Barron’s, the weekly publication owned by the Wall Street Journal, in its latest issue mentions several names:
Boeing not a sell just yet – Boeing (BA) stock has come quite far, quite fast and the pace has only accelerated in 2018, but such a rapid rise could reflect an overly optimistic outlook for the airplane manufacturer that could be difficult to meet, Ben Levisohn writes in this week’s edition of Barron’s. Nonetheless, Boeing is not a sell just yet, he argues. While at first glance, betting on Boeing now seems like a risk, the stock can remain extended for a long time, Levisohn adds.
Netflix among likely candidates for an Apple purchase – Especially for tech companies, tax cuts will boost dividends, buybacks, and mergers and acquisitions, but tech usually has a hard time putting vast amounts of cash to work as it requires little R&D to produce huge amounts of revenue, Tiernan Ray writes in this week’s edition of Barron’s. For example, Apple (AAPL) does not have many places to invest that will demonstrably boost financial results. Without the excuse that the cash is stuck overseas, pressure may grow for Apple to do something big, with Netflix (NFLX) as the most likely candidate for a purchase, he contends.

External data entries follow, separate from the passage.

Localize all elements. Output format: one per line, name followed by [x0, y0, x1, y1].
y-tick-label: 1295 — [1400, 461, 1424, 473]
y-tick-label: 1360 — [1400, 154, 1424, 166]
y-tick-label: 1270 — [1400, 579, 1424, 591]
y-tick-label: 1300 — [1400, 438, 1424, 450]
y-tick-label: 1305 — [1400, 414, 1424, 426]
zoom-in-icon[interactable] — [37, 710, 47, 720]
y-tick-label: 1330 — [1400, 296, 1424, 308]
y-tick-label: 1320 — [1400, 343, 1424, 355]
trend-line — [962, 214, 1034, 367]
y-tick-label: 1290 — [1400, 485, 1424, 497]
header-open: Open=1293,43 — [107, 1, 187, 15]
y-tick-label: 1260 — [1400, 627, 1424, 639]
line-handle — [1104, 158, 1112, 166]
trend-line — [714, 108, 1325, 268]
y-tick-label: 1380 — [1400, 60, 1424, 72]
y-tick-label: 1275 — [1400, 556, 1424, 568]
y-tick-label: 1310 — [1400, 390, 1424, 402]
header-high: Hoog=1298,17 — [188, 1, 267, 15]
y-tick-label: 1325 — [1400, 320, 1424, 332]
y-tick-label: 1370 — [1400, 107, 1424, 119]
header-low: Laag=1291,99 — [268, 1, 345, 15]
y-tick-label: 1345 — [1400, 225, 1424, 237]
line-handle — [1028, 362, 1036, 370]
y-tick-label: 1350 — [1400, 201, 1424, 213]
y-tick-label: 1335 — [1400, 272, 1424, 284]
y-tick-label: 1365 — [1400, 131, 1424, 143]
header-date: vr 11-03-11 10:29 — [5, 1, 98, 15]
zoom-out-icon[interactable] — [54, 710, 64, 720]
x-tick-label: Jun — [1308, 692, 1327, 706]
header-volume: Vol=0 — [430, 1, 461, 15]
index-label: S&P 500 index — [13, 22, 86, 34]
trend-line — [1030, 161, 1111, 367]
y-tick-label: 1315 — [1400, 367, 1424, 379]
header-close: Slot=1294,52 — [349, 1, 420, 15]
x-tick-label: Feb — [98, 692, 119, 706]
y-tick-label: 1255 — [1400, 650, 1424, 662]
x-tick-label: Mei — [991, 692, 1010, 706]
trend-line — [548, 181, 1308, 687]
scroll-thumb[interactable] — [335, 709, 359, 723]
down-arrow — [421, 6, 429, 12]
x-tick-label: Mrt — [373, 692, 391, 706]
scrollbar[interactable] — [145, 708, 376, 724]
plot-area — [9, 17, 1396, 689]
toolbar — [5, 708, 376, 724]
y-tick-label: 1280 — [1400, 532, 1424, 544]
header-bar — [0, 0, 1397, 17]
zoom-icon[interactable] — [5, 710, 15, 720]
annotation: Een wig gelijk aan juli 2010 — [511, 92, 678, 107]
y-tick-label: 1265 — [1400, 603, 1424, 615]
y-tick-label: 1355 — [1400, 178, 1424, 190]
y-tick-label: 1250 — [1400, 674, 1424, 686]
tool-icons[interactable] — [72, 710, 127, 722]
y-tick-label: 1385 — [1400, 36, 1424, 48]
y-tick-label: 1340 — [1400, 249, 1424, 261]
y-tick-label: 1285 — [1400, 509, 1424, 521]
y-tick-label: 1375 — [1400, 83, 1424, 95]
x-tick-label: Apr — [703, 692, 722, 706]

Still time to shop Walmart shares as company makes changes – In a follow-up story, Barron’s notes that some Walmart’s experiments, like curbside pickup for groceries, are getting solid results, and points out that late-year shopping was robust and corporate tax cuts have warmed investors to retailers. While high-income taxpayers will get larger cuts amid the new tax reform than low- and middle-income ones, those are more likely to spend the extra money, which bodes wells for Walmart, publication said, adding that Walmart continues making changes, such as paying one-time bonuses and closing 63 underperforming Sam’s Club locations.